The focus of the talk will be on latent representation-based deep generative models such as Variational Auto-Encoders (VAEs). which are known to encode certain hidden attributes of data. However, traditionally they don't provide explicit control over the semantically meaningful attributes. We will discuss two methods that allow us to leverage the structure of the latent spaces to either control musical attributes such as note density, rhythmic complexity, etc. or perform conditional generation given a certain musical context. Together, these methods will demonstrate the potential of using interpretable latent spaces for the design of intuitive interfaces for interactive music creation which could be used by end-users (artists, musicians, hobbyists, music and video creators) to augment and possibly enhance their creative workflows.
Ashis Pati is a Ph.D. candidate in the School of Music working with Professor Alexander Lerch. Ashis’s research interests lie at the intersection of audio signal processing, music information retrieval, and AI/ML. Specifically, he is interested in designing deep generative models capable of understanding and creating music.
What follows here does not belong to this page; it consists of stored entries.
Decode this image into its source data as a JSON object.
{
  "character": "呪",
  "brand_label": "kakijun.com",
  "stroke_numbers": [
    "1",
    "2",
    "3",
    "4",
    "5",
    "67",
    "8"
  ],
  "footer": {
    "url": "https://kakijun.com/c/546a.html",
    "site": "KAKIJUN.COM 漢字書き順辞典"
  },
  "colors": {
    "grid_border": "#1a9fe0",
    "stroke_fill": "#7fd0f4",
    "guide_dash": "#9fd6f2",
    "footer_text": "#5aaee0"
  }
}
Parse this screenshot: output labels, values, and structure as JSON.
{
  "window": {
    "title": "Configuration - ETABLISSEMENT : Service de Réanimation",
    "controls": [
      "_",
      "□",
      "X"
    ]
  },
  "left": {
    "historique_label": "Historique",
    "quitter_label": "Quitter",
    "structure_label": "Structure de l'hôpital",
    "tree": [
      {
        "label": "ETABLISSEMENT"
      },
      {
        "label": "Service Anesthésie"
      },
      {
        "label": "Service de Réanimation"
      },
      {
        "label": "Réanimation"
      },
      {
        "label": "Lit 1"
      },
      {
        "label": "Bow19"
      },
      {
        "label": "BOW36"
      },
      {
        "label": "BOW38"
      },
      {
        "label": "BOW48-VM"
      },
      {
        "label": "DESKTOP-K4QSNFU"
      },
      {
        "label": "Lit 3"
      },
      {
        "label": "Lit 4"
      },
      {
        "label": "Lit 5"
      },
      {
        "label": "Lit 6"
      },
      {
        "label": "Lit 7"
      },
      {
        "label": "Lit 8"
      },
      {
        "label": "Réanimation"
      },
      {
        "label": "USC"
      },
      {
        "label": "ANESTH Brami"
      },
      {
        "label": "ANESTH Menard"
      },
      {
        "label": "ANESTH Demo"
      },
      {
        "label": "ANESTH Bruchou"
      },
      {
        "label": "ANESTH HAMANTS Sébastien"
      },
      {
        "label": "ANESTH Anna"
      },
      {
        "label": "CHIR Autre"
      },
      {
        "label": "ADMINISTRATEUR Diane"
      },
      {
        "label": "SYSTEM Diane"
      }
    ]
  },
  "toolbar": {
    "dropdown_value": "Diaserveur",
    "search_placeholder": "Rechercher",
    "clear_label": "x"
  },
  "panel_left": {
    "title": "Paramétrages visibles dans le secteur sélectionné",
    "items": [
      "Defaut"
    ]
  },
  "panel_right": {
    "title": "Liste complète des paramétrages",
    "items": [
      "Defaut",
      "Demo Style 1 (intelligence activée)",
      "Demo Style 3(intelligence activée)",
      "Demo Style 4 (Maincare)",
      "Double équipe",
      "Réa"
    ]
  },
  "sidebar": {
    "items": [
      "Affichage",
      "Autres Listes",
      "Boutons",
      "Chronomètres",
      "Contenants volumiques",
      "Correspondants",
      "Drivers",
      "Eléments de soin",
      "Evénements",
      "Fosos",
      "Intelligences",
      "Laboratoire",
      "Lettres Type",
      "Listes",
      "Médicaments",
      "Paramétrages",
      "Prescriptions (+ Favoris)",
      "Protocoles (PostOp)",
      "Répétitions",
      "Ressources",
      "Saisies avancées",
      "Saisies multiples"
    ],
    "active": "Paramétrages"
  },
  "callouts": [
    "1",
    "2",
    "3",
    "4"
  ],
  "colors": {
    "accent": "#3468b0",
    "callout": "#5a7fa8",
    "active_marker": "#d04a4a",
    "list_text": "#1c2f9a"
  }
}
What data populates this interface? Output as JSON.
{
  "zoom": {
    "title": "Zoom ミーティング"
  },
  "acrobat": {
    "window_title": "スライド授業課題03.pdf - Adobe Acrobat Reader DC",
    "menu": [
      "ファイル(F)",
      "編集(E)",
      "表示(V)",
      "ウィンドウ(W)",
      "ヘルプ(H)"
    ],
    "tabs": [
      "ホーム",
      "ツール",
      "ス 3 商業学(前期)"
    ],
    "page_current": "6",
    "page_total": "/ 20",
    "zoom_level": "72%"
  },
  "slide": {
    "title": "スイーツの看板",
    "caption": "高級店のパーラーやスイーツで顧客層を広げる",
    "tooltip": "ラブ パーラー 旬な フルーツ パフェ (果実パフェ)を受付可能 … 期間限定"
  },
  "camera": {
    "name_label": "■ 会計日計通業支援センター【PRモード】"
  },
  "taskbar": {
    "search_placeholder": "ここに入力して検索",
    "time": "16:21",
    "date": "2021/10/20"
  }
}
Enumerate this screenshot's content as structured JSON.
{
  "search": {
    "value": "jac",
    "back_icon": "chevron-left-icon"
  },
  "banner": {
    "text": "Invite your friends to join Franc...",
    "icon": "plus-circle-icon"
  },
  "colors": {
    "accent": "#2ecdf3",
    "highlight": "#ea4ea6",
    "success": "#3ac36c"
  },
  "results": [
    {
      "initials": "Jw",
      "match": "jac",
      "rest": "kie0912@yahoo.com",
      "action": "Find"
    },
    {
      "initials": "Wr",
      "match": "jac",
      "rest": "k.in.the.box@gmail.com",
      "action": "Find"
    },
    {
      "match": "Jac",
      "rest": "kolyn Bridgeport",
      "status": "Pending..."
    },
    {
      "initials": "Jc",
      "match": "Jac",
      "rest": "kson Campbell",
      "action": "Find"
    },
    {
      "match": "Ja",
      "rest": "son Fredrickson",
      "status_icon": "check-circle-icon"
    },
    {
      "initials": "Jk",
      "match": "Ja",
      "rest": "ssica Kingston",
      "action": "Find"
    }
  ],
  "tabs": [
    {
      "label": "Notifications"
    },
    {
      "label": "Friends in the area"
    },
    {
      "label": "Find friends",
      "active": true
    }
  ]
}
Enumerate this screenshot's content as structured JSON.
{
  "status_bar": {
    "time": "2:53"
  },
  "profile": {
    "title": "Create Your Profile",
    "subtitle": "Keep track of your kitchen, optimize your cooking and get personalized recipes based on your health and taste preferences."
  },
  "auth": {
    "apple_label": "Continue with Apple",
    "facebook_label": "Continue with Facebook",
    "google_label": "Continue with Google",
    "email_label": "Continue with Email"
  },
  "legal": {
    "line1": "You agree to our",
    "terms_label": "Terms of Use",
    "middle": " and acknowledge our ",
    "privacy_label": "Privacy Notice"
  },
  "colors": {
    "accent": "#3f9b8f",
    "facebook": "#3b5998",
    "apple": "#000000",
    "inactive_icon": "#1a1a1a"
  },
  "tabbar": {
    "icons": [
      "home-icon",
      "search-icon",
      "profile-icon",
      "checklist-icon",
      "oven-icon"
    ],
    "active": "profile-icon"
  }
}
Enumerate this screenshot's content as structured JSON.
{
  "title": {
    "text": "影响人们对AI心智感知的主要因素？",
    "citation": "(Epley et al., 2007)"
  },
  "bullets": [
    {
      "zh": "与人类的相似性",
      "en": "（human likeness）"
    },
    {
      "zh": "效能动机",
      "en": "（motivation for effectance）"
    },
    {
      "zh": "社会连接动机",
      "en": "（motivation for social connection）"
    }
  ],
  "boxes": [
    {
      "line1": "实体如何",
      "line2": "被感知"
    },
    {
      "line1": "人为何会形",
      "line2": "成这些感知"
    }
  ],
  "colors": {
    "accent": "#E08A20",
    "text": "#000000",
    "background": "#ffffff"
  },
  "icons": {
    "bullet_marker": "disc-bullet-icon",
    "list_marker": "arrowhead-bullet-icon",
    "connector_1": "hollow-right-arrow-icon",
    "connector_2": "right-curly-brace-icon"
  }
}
Born and raised in India, he received his undergraduate degree in Electrical Engineering (B.Tech, EE) from the Indian Institute of Technology, Kanpur in 2011, where his focus was on digital signal and image processing. Before joining Georgia Tech, he worked as an assistant project manager for ITC Limited handling large-scale energy and environmental projects. At GTCMT, Ashis has worked on designing algorithms and software for music education, music performance assessment, and musical scene analysis.
February 10th - Sidd Gururani, PhD student
Advancements in the field of Music Information Retrieval (MIR) have relied primarily on the success of supervised machine learning. One of the current challenges in MIR is the lack of large, fully-labeled datasets which are typically required to utilize the full potential of supervised deep neural networks. My research focuses on weakly supervised learning applied to a task in MIR known as musical instrument classification (MIC). MIC is the task of recognizing the presence or absence of one or more musical instruments in audio recordings of popular music. In this talk, we will discuss methods that tackle two challenges in MIC: (i) weakly labeled data (WLD), i.e., instrument labels are associated with entire 10 second clips as opposed to fine-grained annotations of instrumentation and (ii) missing labels in the data, i.e., instrument labels may be unknown.
Both these problems cause traditional supervised learning approaches to perform poorly. We discuss methods for weak supervision to address these challenges. First, we shall look at a multi-instance learning framework to handle WLDs and discuss an attention mechanism to adaptively aggregate fine-grained predictions to produce clip-level predictions. Second, we discuss semi-supervised learning to leverage missing labels to improve the performance of MIC models over models trained solely with labeled data. This involves jointly modeling the data and labels using generative models. Finally, we will look into self-supervised or unsupervised representation learning methods with large scale unlabeled datasets such as the Million Song Dataset to study the effectiveness of these methods for MIC. Aside from furthering the state-of-the-art in MIC, these methods will pave the way for researchers to utilize music data without the need for extensive and usually expensive annotations.
Siddharth Gururani is a PhD candidate in the Georgia Tech Center for Music Technology (GTCMT) supervised by Prof. Alexander Lerch. Sidd's research lies at the intersection of audio signal processing, machine learning and music information retrieval (MIR). His PhD thesis work focuses on weakly supervised learning algorithms for musical instrument classification. He has also worked on music sample detection, music performance assessment, speech recognition and text-to-speech. Prior to joining GT, he obtained a dual degree in Computer Science and Engineering (B.Tech and M.Tech, CSE) from the Indian Institute of Technology, Kharagpur in 2015, where he worked on hardware security and MIR.